M ost Americans that I know have Chinese food written at the top of their list as a favorite weekend treat. Friends of mine love to compare notes to find out who prepares the best Chinese food and which places aren't fit to for human consumption.
Bill Ryan/The Gazette
Peking Palace owner King Chan (front) and chefs Zhao Lin (left) and Sonny Xzung display two popular meals, honey sesame chicken and jumbo shrimp with vegetables, at the Thurmont restaurant.
The Peking Palace in Thurmont falls somewhere in between.
Upon entering the restaurant, I immediately noticed that there weren't too many tables and looked around for yet another dining area, but there was none to be found. The tables were small and cramped and we only found out how tiny they were when we sat down at the booth in the corner where we began our adventure.
Upon being seated, we were brought the standard tea, which was very good. As a tea drinker, I tend to be a bit picky about my tea drinking, and this tea was above average. Also placed on the table were a different kind of crunchy noodles that I've never seen anywhere. They were yellowish and triangle, reminding me of the tubular new snack, Torengos. They were odd, but with a little bit of added duck sauce, they were a good accompaniment to the tea.
While we were sipping tea and munching the crunchy noodles, our friendly waitress asked us if we had made up our mind about our meals and we had. I chose the shrimp with cashew nuts ($8.95). This seafood item bragged of baby shrimp sauteed with crispy chestnuts, broccoli stems, celery in brown sauce and, of course, cashews. My dining companion chose spicy Szechuan chicken ($6.75). This hot dish was chicken, celery, carrots sauteed in a very spicy and hot sauce. Both entrées were to be served over hot rice. As an appetizer, we ordered egg rolls, which are sold in pairs and are $2 for two.
Before we could bat an eyelash, our meals were in front of us. The table was very small, so we had to do some juggling of plates to fit everything, but it eventually fit after we removed some plates and stacked others. I wondered how our meals could have been freshly prepared in the time it took to get them to us and whether or not it was prepared back in the kitchen ahead of time or if the chef was just plain speedy.
My shrimp with cashews wasn't bad, but it also wasn't the best I've ever eaten either. The very small shrimp were a bit soggy and the celery was very crunchy but it was definitely edible and the flavoring was good. The shrimp seemed to be of the canned variety, although they could have very well been frozen.

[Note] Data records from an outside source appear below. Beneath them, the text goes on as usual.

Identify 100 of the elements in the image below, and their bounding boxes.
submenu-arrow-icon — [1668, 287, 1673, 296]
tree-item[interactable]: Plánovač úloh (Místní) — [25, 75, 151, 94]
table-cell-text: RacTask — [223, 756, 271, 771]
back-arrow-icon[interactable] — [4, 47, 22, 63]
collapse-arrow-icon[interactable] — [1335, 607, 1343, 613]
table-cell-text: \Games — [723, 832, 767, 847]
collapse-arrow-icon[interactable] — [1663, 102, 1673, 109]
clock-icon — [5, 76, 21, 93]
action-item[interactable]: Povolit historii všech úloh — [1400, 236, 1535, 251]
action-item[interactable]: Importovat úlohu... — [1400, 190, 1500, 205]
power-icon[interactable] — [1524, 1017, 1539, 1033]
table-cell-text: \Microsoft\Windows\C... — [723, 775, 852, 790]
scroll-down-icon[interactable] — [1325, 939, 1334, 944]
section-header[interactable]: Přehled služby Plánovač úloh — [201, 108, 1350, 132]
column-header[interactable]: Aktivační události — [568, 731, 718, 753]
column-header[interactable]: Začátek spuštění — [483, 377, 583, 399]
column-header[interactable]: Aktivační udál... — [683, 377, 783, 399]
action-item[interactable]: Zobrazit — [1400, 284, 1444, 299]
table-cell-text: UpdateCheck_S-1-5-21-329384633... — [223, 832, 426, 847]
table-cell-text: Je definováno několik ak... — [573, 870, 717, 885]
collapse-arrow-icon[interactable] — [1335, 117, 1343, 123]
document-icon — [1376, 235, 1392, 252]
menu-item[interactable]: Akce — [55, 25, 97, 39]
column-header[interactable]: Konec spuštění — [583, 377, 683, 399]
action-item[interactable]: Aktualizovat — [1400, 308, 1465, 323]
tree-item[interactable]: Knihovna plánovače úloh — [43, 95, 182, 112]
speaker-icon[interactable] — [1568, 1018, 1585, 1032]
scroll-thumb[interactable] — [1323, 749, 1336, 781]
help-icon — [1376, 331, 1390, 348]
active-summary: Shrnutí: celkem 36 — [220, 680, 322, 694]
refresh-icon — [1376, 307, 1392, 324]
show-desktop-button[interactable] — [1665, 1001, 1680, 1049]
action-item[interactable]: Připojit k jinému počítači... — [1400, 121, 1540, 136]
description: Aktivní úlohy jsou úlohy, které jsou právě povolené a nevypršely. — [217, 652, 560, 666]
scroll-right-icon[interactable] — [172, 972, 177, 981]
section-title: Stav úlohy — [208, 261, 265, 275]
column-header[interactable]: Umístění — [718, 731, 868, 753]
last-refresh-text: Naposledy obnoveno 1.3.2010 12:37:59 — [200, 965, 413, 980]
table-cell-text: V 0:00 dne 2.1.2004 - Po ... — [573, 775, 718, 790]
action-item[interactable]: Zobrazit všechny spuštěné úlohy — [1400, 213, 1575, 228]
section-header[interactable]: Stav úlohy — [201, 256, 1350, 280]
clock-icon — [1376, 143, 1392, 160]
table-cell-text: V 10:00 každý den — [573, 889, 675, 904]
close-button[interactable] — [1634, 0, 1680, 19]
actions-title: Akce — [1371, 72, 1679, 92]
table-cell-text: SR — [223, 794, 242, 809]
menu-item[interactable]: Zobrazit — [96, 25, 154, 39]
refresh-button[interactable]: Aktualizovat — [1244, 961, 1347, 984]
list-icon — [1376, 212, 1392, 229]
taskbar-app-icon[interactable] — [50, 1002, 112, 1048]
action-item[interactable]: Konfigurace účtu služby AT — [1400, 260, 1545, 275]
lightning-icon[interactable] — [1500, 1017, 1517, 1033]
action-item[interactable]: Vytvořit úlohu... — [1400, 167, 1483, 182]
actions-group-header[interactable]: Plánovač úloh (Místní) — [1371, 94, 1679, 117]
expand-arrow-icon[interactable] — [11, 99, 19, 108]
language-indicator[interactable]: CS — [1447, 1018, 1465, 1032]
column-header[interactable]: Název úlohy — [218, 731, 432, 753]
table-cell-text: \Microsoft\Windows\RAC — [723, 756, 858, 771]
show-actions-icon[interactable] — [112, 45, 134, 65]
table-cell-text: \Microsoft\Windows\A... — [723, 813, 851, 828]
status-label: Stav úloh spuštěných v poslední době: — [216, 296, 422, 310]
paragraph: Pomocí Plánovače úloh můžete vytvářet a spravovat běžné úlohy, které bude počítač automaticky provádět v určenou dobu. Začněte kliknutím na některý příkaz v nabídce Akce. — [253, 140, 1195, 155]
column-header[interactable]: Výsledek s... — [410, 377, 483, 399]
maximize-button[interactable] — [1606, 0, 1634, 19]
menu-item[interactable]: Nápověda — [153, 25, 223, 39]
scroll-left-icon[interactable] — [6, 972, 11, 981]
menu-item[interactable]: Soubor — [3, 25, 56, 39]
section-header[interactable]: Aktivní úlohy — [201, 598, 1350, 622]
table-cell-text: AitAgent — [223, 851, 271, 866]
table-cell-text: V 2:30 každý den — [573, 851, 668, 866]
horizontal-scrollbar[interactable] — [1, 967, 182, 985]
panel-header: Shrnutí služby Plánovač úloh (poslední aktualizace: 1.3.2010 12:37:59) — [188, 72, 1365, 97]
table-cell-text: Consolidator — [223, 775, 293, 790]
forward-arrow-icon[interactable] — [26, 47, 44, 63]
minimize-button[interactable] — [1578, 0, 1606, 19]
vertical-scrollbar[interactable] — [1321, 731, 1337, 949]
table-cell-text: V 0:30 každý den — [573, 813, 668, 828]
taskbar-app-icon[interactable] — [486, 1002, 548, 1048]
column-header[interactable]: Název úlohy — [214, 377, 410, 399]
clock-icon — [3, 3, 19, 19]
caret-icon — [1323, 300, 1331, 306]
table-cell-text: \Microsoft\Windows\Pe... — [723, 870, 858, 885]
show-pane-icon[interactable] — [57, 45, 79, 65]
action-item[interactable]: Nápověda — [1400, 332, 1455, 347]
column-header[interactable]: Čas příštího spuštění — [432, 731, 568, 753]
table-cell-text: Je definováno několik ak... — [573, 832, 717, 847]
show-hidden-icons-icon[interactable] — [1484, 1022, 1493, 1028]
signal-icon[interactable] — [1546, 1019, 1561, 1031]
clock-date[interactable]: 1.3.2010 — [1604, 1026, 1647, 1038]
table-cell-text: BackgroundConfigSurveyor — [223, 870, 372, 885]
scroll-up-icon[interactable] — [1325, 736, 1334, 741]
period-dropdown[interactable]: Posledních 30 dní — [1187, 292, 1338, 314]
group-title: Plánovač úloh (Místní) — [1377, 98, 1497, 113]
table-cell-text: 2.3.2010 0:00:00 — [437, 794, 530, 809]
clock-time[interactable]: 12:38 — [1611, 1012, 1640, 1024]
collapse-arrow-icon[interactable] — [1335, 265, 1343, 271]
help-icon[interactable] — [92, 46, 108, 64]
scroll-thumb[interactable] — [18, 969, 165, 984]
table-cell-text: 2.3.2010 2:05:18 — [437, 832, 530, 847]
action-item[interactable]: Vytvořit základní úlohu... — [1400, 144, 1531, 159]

The cashews were large.
My dining companion's Szechuan chicken was hot. So hot that you break a sweat. Besides that, the flavoring was mediocre but when added to the white rice, it wasn't bad. Most of the food on the plate was eaten.
One of the chef's specialties is General Tso's chicken ($8.25), which is a very hot dish with chicken and a mysterious red sauce. It's one of my favorite dishes and I wish that I'd have ordered that. My dining companion said that he'd like to try the Peking style pork ($8.25). This meal is shredded pork with bamboo shoots and onions in a brown sauce served with four pancakes.
In my opinion, appetizers and soups are sometimes the best part of a Chinese meal. On the list of appetizers was shrimp toast ($2.20) and a pu pu platter which is barbecued spare ribs, cho cho beef, fried won tons, shrimp tempura and egg rolls ($7.95). Soups include the standard egg drop soup ($1.95/quart) and something that I have never seen before, San Shien soup ($3.35/quart). San Shien soup is shrimp, chicken and beef with vegetables.
There is a lunch time menu which are smaller portions of the dinner menu. Szechuan beef, which is similar to the Szechuan chicken ordered by my companion and is $4.75. Also for that price is shrimp egg foo young and beef with green peppers and onions.
On a scale from one to 10, with 10 being the best, I'd give Peking Palace about a six. It certainly was not the worst, but it is not a place that I'd crave. The service was excellent, but the food was very lack luster and not very unique. The tables were way too crowded and so close to one another that it was very easy to hear the conversation going on at the next table.
With a few changes in the dining area and the kitchen, the Peking Palace could be something special, but when it comes to the service, I wouldn't change a thing.